Based in central Accra is the modest nuclear family of Issah Samir Snr, his wife, Azaratu and their three children Bastie, Issah and Shakul – the three brothers who have now written history of a special kind in Ghana’s boxing.

The humble family of Dagomba extraction, from Northern Ghana, made of an artisan father and a mother who sells Koko (Ghanaian porridge delicacy), could potentially be the best-recognized in terms of bringing Ghana pride.

Recently, the youngest of three pugilists, Shakul, secured a ticket to the Tokyo Olympics after earning 275 points from the last African qualifier in Senegal and finishing 7th on the global rankings.

This cemented the Samir family’s legacy as the first to have produced three siblings who have all secured Olympic berths. And all things being equal, Shakul’s appearance in the ring in Tokyo this summer will cement their status as three Olympians from the same father and mother.

And yes, a lot of weight sits on Shakul’s shoulders as he is expected to win a medal, something that eluded his two elder brothers at the Beijing Games in 2008.

“I believe that Shakul will win the medals that his elder brothers could not win. This is the time,” Issah his father told Nathaniel Attoh in the Joy News documentary Olympic Boxing Genes – the story of the Samirs.

This is a conviction shared by trainer Ofori Asare, the three-star AIBA coach who has been in charge of Ghana’s national team for a cumulative 15 years.

“Shakul has not been there before and will be meeting more experienced boxers. The team captain Suleman Tetteh, for instance, is a 2012 Olympian and has the experience but Shakul has a big dose of confidence and talent to rest on,” coach Asare said.

Their father Issah basks in great pride that his not-so-privileged family has managed to achieve something as unique as that.

“As a family, we have nothing and do not have any hope. I didn’t have the money to see them through their education so I decided to invest my all in the boxing careers of my sons,” Issah Samir told Joy Sports.

He had to take the back seat during his professional career as a boxer due to injury to throw the energy and focus on his sons. This is something he hardly regrets and believes is divine.

“An elderly man gave me advice some years ago to let my sons pursue boxing and I did. This is something special that comes from God,” he said.

Bastie has the most of the nine medals bagging, four with Issah having three and two for Shakul.

So after having what easily passes as a solid foundation from the amateur ranks, Bastie and Issah are at a crossroad in their respective professional careers.

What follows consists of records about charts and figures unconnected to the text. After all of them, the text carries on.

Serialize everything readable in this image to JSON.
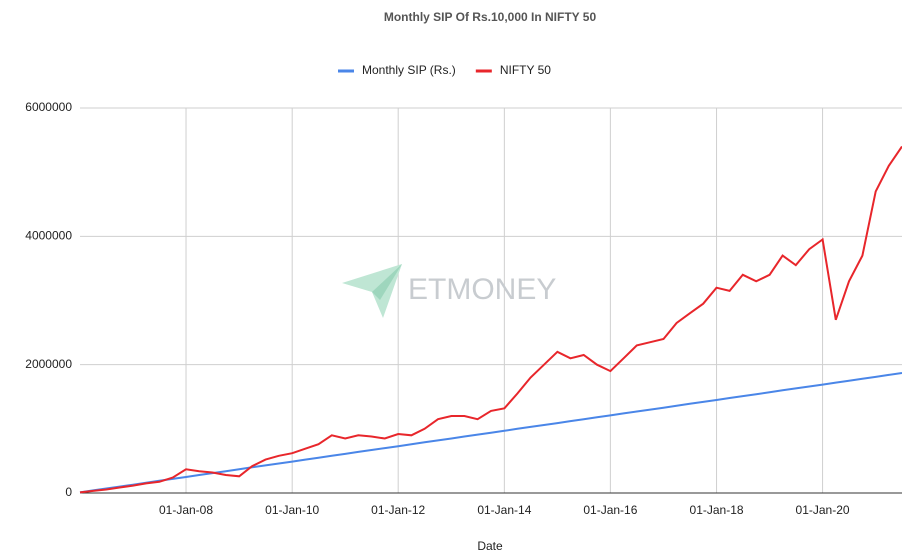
{
  "chart_data": {
    "type": "line",
    "title": "Monthly SIP Of Rs.10,000 In NIFTY 50",
    "xlabel": "Date",
    "watermark": "ETMONEY",
    "x": [
      "2006-01-01",
      "2006-04-01",
      "2006-07-01",
      "2006-10-01",
      "2007-01-01",
      "2007-04-01",
      "2007-07-01",
      "2007-10-01",
      "2008-01-01",
      "2008-04-01",
      "2008-07-01",
      "2008-10-01",
      "2009-01-01",
      "2009-04-01",
      "2009-07-01",
      "2009-10-01",
      "2010-01-01",
      "2010-04-01",
      "2010-07-01",
      "2010-10-01",
      "2011-01-01",
      "2011-04-01",
      "2011-07-01",
      "2011-10-01",
      "2012-01-01",
      "2012-04-01",
      "2012-07-01",
      "2012-10-01",
      "2013-01-01",
      "2013-04-01",
      "2013-07-01",
      "2013-10-01",
      "2014-01-01",
      "2014-04-01",
      "2014-07-01",
      "2014-10-01",
      "2015-01-01",
      "2015-04-01",
      "2015-07-01",
      "2015-10-01",
      "2016-01-01",
      "2016-04-01",
      "2016-07-01",
      "2016-10-01",
      "2017-01-01",
      "2017-04-01",
      "2017-07-01",
      "2017-10-01",
      "2018-01-01",
      "2018-04-01",
      "2018-07-01",
      "2018-10-01",
      "2019-01-01",
      "2019-04-01",
      "2019-07-01",
      "2019-10-01",
      "2020-01-01",
      "2020-04-01",
      "2020-07-01",
      "2020-10-01",
      "2021-01-01",
      "2021-04-01",
      "2021-07-01"
    ],
    "series": [
      {
        "name": "Monthly SIP (Rs.)",
        "color": "#4a86e8",
        "values": [
          10000,
          40000,
          70000,
          100000,
          130000,
          160000,
          190000,
          220000,
          250000,
          280000,
          310000,
          340000,
          370000,
          400000,
          430000,
          460000,
          490000,
          520000,
          550000,
          580000,
          610000,
          640000,
          670000,
          700000,
          730000,
          760000,
          790000,
          820000,
          850000,
          880000,
          910000,
          940000,
          970000,
          1000000,
          1030000,
          1060000,
          1090000,
          1120000,
          1150000,
          1180000,
          1210000,
          1240000,
          1270000,
          1300000,
          1330000,
          1360000,
          1390000,
          1420000,
          1450000,
          1480000,
          1510000,
          1540000,
          1570000,
          1600000,
          1630000,
          1660000,
          1690000,
          1720000,
          1750000,
          1780000,
          1810000,
          1840000,
          1870000
        ]
      },
      {
        "name": "NIFTY 50",
        "color": "#e8262b",
        "values": [
          10000,
          32000,
          55000,
          85000,
          115000,
          150000,
          175000,
          240000,
          370000,
          340000,
          320000,
          280000,
          260000,
          420000,
          520000,
          580000,
          620000,
          690000,
          760000,
          900000,
          850000,
          900000,
          880000,
          850000,
          920000,
          900000,
          1000000,
          1150000,
          1200000,
          1200000,
          1150000,
          1280000,
          1320000,
          1550000,
          1800000,
          2000000,
          2200000,
          2100000,
          2150000,
          2000000,
          1900000,
          2100000,
          2300000,
          2350000,
          2400000,
          2650000,
          2800000,
          2950000,
          3200000,
          3150000,
          3400000,
          3300000,
          3400000,
          3700000,
          3550000,
          3800000,
          3950000,
          2700000,
          3300000,
          3700000,
          4700000,
          5100000,
          5400000
        ]
      }
    ],
    "xlim": [
      "2006-01-01",
      "2021-07-01"
    ],
    "xticks": [
      {
        "value": "2008-01-01",
        "label": "01-Jan-08"
      },
      {
        "value": "2010-01-01",
        "label": "01-Jan-10"
      },
      {
        "value": "2012-01-01",
        "label": "01-Jan-12"
      },
      {
        "value": "2014-01-01",
        "label": "01-Jan-14"
      },
      {
        "value": "2016-01-01",
        "label": "01-Jan-16"
      },
      {
        "value": "2018-01-01",
        "label": "01-Jan-18"
      },
      {
        "value": "2020-01-01",
        "label": "01-Jan-20"
      }
    ],
    "ylim": [
      0,
      6000000
    ],
    "yticks": [
      0,
      2000000,
      4000000,
      6000000
    ],
    "grid": true,
    "legend": "top"
  }
}
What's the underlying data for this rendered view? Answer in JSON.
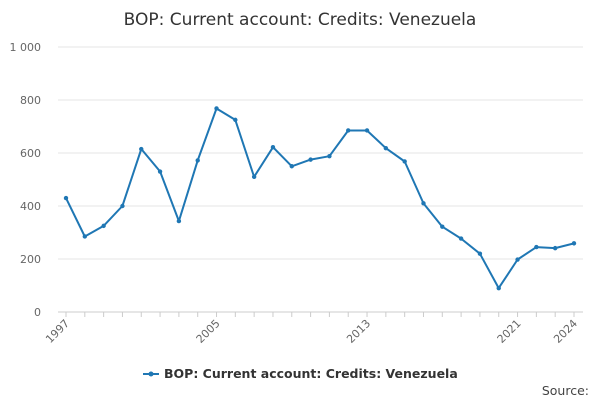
{
  "chart_data": {
    "type": "line",
    "title": "BOP: Current account: Credits: Venezuela",
    "xlabel": "",
    "ylabel": "",
    "ylim": [
      0,
      1000
    ],
    "xlim": [
      1997,
      2024
    ],
    "y_ticks": [
      "0",
      "200",
      "400",
      "600",
      "800",
      "1 000"
    ],
    "y_tick_values": [
      0,
      200,
      400,
      600,
      800,
      1000
    ],
    "x_tick_labels": [
      "1997",
      "2005",
      "2013",
      "2021",
      "2024"
    ],
    "x_tick_values": [
      1997,
      2005,
      2013,
      2021,
      2024
    ],
    "grid": "horizontal",
    "legend_position": "bottom",
    "color": "#1f77b4",
    "series": [
      {
        "name": "BOP: Current account: Credits: Venezuela",
        "x": [
          1997,
          1998,
          1999,
          2000,
          2001,
          2002,
          2003,
          2004,
          2005,
          2006,
          2007,
          2008,
          2009,
          2010,
          2011,
          2012,
          2013,
          2014,
          2015,
          2016,
          2017,
          2018,
          2019,
          2020,
          2021,
          2022,
          2023,
          2024
        ],
        "values": [
          430,
          285,
          325,
          400,
          615,
          530,
          343,
          572,
          768,
          725,
          510,
          622,
          550,
          575,
          588,
          685,
          685,
          618,
          568,
          410,
          322,
          277,
          220,
          90,
          198,
          245,
          241,
          259
        ]
      }
    ]
  },
  "source_label": "Source:"
}
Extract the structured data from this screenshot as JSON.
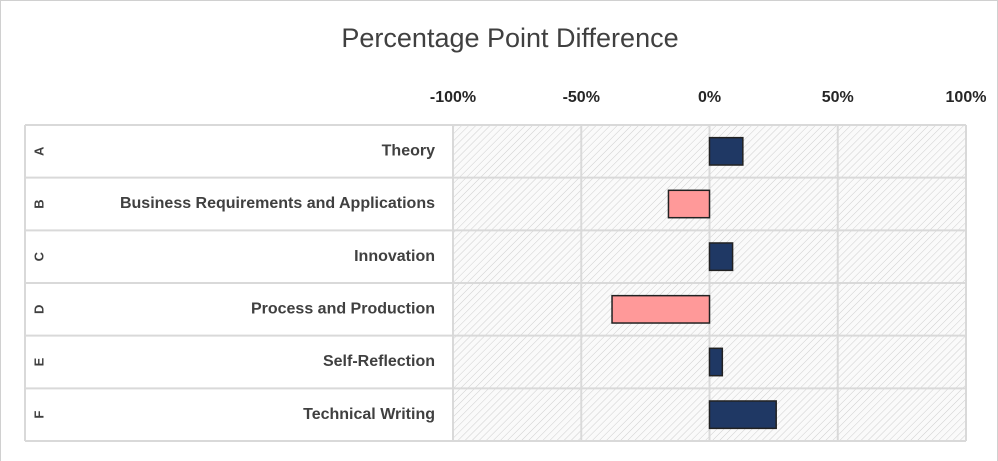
{
  "chart_data": {
    "type": "bar",
    "orientation": "horizontal",
    "title": "Percentage Point Difference",
    "groups": [
      "A",
      "B",
      "C",
      "D",
      "E",
      "F"
    ],
    "categories": [
      "Theory",
      "Business Requirements and Applications",
      "Innovation",
      "Process and Production",
      "Self-Reflection",
      "Technical Writing"
    ],
    "values": [
      13,
      -16,
      9,
      -38,
      5,
      26
    ],
    "positive_color": "#1f3864",
    "negative_color": "#ff9999",
    "xlim": [
      -100,
      100
    ],
    "xticks": [
      {
        "value": -100,
        "label": "-100%"
      },
      {
        "value": -50,
        "label": "-50%"
      },
      {
        "value": 0,
        "label": "0%"
      },
      {
        "value": 50,
        "label": "50%"
      },
      {
        "value": 100,
        "label": "100%"
      }
    ],
    "grid": true
  }
}
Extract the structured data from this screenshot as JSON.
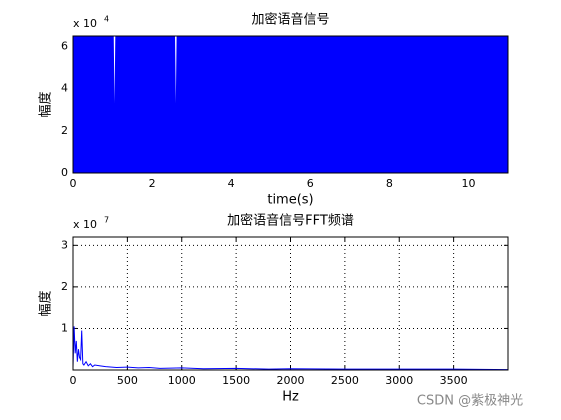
{
  "chart_data": [
    {
      "type": "area",
      "title": "加密语音信号",
      "xlabel": "time(s)",
      "ylabel": "幅度",
      "y_scale_label": {
        "base": "x 10",
        "exponent": "4"
      },
      "x": [
        0,
        1.03,
        1.05,
        1.07,
        2.58,
        2.6,
        2.62,
        11
      ],
      "upper": [
        6.5,
        6.5,
        3.3,
        6.5,
        6.5,
        3.3,
        6.5,
        6.5
      ],
      "lower": [
        0,
        0,
        0,
        0,
        0,
        0,
        0,
        0
      ],
      "color": "#0000ff",
      "xlim": [
        0,
        11
      ],
      "xticks": [
        0,
        2,
        4,
        6,
        8,
        10
      ],
      "ylim": [
        0,
        6.5
      ],
      "yticks": [
        0,
        2,
        4,
        6
      ],
      "grid": false
    },
    {
      "type": "line",
      "title": "加密语音信号FFT频谱",
      "xlabel": "Hz",
      "ylabel": "幅度",
      "y_scale_label": {
        "base": "x 10",
        "exponent": "7"
      },
      "x": [
        0,
        10,
        20,
        30,
        40,
        50,
        60,
        70,
        80,
        90,
        100,
        120,
        140,
        160,
        180,
        200,
        250,
        300,
        400,
        500,
        600,
        700,
        800,
        1000,
        1200,
        1500,
        1800,
        2000,
        2500,
        3000,
        3500,
        4000
      ],
      "values": [
        0.05,
        1.05,
        0.4,
        0.7,
        0.2,
        0.5,
        0.3,
        0.25,
        0.95,
        0.15,
        0.12,
        0.2,
        0.1,
        0.15,
        0.08,
        0.12,
        0.1,
        0.08,
        0.06,
        0.07,
        0.05,
        0.06,
        0.04,
        0.05,
        0.03,
        0.04,
        0.02,
        0.03,
        0.02,
        0.02,
        0.02,
        0.01
      ],
      "color": "#0000ff",
      "xlim": [
        0,
        4000
      ],
      "xticks": [
        0,
        500,
        1000,
        1500,
        2000,
        2500,
        3000,
        3500
      ],
      "ylim": [
        0,
        3.2
      ],
      "yticks": [
        1,
        2,
        3
      ],
      "grid": true
    }
  ],
  "watermark": "CSDN @紫极神光"
}
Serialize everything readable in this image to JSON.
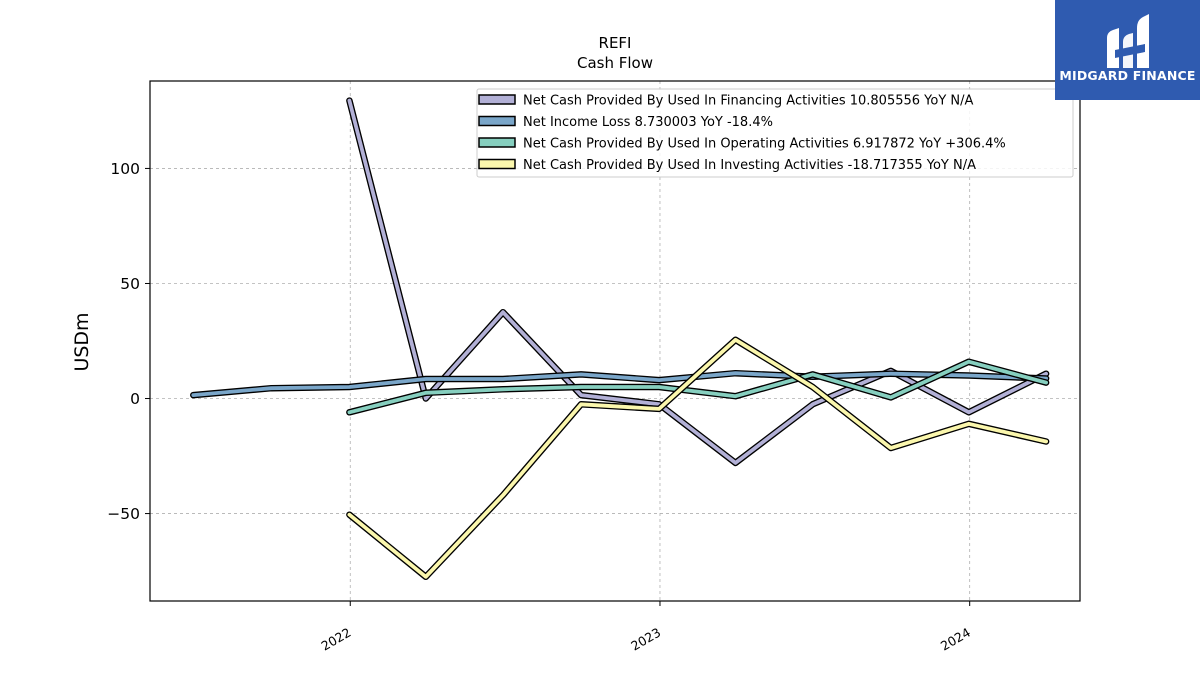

Bastie is undefeated in 18 fights with 17 of them being knockout wins.

Of course, it’s the least to expect from a boxer who captained Ghana to the Beijing Games 13 years ago and recorded a chain of 10 knockout wins at the start of his career just like the legendary Azumah Nelson did in the 80s.

Added to that is an inspiration to have close contact with some of the biggest names in the sport. From his homeland, Ghana, are the stories of the 10 world champions. The nation’s first world champion, David Kotei (D.K. Poison), Africa’s greatest Azumah Nelson, ‘Marvelous’ Nana Yaw Konadu, Ike ‘Bazooka’ Quartey, the late Alfred Cobra Kotey, Joseph Agbeko, Joshua Clottey, Isaac Dogboe, Richard Commey, Emmanuel Tagoe have a lot of inspiring stories that can fuel Bastie’s ambitions.

This coupled with his sparring experiences with the legendary Floyd Mayweather Jnr and Roy Jones Jnr. are enough to make him push above limits to live his dream. However, just like his brother Issah, there have been issues along the lines of management and promotions.

The complications of covid19 also drew them back a bit. Issah has won 19 bouts and lost one. His first and only loss so far was recorded last year when he faced Aiboss Yerbossynuly in Astana. It cost him an opportunity to annex the WBC Asian, WBO and WBA International titles which could have landed him a shot at the major world titles. All is not lost yet as there is a big future ahead of the brothers should they land the right teams around them.

“We have I know that Boxing is not easy. We need support. For example, coach Asare has a lot of Olympians here and three brothers who have won medals at the All African games medals. He has a lot of good boxers here in Ghana yet he is working hard to build his own gym. This is something the Government should look at and help,” he said.

“We have given proof that we have good boxers in Ghana. Three brothers in the Olympics and African Games, the government should see that boxing is huge here. We need more support and more help.”

“With more help, we can become great boxers like Azumah Nelson, Ike Quartey, Mohammed Ali Floyd Mayweather and others. I know that we have talent for boxing in Ghana and we have the best coach in Africa and the best professional coach in the world,” Issah told Joy Sports.

The boxing documentary Olympic Boxing Genes – the story of the Samirs is available on YouTube.